Just as the union movement for food-processing workers launches in Indonesia, the IUF-affiliated FSPM Union is mobilizing a homegrown fast-food workers campaign, seeking union recognition and decent working conditions at the Champ Resto restaurant chain after years of struggling with job insecurity, suppression of organizers, and denial of health-care entitlements. They are joining a wave of fast-food organizing in Thailand and other Asian countries, in parallel with the US-based Fight for 15 campaign at low-wage fast-food outlets.
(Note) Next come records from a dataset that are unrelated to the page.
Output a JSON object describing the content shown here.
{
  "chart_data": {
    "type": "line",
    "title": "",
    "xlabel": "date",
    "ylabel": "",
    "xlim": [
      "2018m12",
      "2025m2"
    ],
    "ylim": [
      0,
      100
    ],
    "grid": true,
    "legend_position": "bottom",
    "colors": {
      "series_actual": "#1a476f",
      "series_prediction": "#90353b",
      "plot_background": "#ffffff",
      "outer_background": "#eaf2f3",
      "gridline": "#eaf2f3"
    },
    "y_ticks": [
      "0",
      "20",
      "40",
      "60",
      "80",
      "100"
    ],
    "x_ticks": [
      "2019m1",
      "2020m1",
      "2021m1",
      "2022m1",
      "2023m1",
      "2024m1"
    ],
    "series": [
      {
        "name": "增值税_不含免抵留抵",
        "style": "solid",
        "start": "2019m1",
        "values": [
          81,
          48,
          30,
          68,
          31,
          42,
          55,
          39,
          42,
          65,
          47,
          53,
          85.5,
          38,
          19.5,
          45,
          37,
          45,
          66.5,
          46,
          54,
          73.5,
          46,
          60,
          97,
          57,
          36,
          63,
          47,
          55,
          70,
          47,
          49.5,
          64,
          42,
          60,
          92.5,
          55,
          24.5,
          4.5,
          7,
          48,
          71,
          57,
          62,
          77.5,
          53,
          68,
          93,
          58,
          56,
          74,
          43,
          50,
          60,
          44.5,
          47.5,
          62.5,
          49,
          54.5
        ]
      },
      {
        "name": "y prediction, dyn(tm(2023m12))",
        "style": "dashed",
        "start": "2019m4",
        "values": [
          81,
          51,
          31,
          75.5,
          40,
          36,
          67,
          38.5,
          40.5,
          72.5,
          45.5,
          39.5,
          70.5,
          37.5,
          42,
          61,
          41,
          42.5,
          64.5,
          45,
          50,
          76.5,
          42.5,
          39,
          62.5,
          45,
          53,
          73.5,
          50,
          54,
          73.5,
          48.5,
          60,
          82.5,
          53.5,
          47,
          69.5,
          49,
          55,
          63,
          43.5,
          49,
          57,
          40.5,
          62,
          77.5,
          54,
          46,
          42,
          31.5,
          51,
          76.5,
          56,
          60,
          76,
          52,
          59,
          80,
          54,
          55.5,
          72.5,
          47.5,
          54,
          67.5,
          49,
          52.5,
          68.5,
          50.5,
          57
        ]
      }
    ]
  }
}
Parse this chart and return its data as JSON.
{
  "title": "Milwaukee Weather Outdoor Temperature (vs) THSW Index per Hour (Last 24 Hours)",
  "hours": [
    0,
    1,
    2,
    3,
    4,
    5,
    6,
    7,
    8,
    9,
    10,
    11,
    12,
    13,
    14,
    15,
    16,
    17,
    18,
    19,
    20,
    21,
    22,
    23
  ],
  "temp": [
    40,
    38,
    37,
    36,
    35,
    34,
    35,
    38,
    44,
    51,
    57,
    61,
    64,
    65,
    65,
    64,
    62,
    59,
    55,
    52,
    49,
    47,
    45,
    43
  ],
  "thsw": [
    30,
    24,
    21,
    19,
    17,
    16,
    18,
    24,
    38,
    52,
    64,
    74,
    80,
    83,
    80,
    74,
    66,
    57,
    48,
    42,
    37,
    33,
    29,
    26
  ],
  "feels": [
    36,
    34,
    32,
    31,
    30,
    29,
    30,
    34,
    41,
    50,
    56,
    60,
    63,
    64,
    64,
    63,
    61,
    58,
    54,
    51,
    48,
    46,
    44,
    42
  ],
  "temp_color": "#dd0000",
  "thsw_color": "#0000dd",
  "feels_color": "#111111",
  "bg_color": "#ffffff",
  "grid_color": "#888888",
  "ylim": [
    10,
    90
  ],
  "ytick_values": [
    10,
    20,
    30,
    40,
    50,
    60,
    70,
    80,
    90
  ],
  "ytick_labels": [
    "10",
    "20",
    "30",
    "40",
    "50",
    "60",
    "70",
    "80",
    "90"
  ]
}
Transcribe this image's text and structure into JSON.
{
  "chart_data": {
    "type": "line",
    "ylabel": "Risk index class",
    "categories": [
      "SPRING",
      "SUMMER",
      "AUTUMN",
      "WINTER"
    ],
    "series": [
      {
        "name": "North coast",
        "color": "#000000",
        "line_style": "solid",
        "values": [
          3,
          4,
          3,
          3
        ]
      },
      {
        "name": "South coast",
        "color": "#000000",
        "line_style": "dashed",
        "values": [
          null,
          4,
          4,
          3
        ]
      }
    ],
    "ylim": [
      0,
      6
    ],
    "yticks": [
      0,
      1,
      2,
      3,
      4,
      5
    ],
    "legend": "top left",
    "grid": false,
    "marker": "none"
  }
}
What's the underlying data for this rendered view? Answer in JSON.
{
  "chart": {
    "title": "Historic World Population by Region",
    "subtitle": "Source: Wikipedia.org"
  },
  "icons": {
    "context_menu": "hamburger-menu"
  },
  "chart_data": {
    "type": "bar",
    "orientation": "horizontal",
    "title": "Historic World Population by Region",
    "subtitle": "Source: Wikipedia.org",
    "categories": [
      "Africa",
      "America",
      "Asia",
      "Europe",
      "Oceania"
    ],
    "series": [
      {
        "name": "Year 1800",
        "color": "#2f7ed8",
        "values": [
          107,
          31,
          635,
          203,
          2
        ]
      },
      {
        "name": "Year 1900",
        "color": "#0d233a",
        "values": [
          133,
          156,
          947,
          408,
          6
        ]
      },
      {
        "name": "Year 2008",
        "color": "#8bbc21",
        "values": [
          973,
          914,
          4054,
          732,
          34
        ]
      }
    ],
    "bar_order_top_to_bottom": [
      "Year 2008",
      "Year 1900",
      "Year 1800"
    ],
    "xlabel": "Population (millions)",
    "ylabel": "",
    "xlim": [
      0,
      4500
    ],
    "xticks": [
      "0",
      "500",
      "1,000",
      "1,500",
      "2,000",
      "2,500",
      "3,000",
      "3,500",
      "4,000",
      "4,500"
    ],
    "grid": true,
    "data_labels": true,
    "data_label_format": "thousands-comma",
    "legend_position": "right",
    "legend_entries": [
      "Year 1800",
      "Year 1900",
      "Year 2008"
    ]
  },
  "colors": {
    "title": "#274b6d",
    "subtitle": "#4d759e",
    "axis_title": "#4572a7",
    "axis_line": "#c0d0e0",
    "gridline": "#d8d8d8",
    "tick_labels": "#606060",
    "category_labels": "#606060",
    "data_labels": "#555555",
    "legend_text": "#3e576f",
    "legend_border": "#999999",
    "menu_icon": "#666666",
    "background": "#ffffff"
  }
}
According to IUF General Secretary Sue Longley, under Indonesia’s “corrupt legal system,” even in unionized workplaces, “employers routinely tell workers that wages are excluded from collective bargaining because they are a ‘commercial secret’! Two decades after Suharto was forced from power, workers are still waiting for democracy at the workplace.” The new federation provides a basis for “a solidarity network which can give broad support to workplace struggles and strengthen the fight for independent, democratic union power in Indonesia.”

Twenty years after liberation from dictatorship, Indonesia has shifted to neoliberal capitalism. The next phase in its historical reckoning is giving workers an independent voice in a budding democracy.

Editor’s Note: An earlier version of this post misplace a reference to 205 workers fired from a Lampung, Indonesia crabmeat factory—the workers were employed by Phillips Seafood. An earlier version of this article also misidentified the location of the Champ Resto restaurant chain—the chain is located in Indonesia, not Thailand.